Data sync delay caused by AWS Data Migration Service (DMS)

After switching to reading from primary, we saw a reduction in diffs. But! Diffs are still happening. Once again, we noticed the permission check diffs only occurred when updating policies. The cause this time lay with the AWS DMS. Because we relied on the legacy service to update policies, the data needed time to sync between the two databases. If a permission check is done prior to completing the synchronization, it would be different between two services.

To mitigate this delay, the team came up with an ingenious solution: a delayed retry!

We calculated the average time needed for synchronization to complete. Whenever a diff was encountered, the code would wait a bit longer than the average before checking again. If the second check had the same result as the old service, we knew the diff was caused by data replication delay and it would be considered as a non-issue.

With this additional logic, we eliminated a whole class of errors needing to be investigated. This saved a huge amount of time!

Test harness = peace of mind

Tests, tests, tests! Get them to cover as many scenarios as possible, and run them as early and as often possible in the CI/CD pipeline.
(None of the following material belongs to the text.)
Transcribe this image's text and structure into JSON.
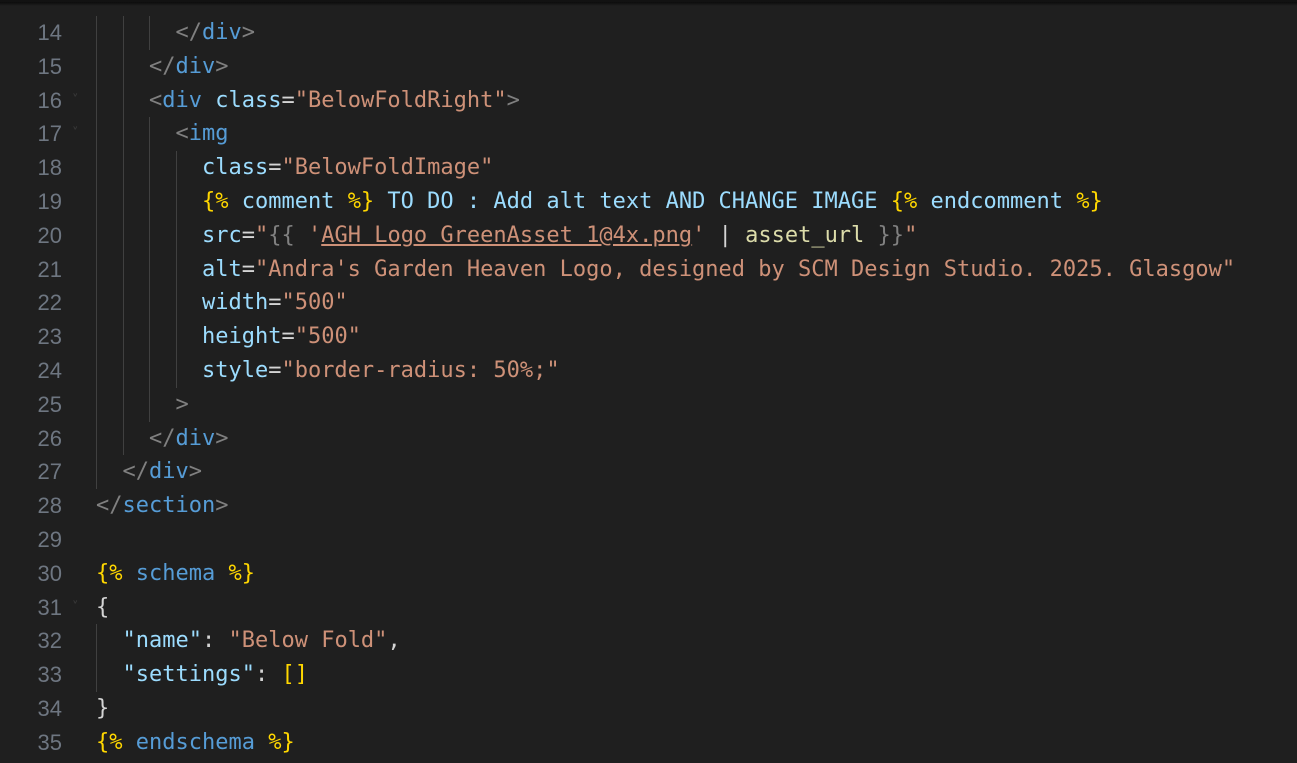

These tests catch violations early and give you peace of mind when your changes reach production. We used them as the litmus test for reaching feature parity with the legacy service. Many months after finalizing the migration, the test harness we created during the first phase continues to guard against broken access control vulnerabilities. 

Did we hit our goals?

With our authorization service fully migrated, we looked back and reviewed each of the goals we set out to achieve:

  • The new service is now sitting in an ecosystem in which the majority of developers are comfortable making changes. 

  • Automated tests in all environments ensure access control integrity is checked continuously. Alarms will sound if any violation is detected.

  • Now we have the details of each permission check in the logs allowing for a quick response in the case of any access control issues.

To sum it up: mission accomplished!

Looking Forward

We laid a solid foundation to enable future changes to the authorization service and we completed a critical milestone which allowed the Organizations project to become a reality.

Last but not the least, the migration would not have been possible without countless colleagues contributing to the effort. All the brilliant ideas and thoughtful planning are the sole reason for our success. It was a long journey and a big shoutout to everyone on the team for carrying the migration to completion.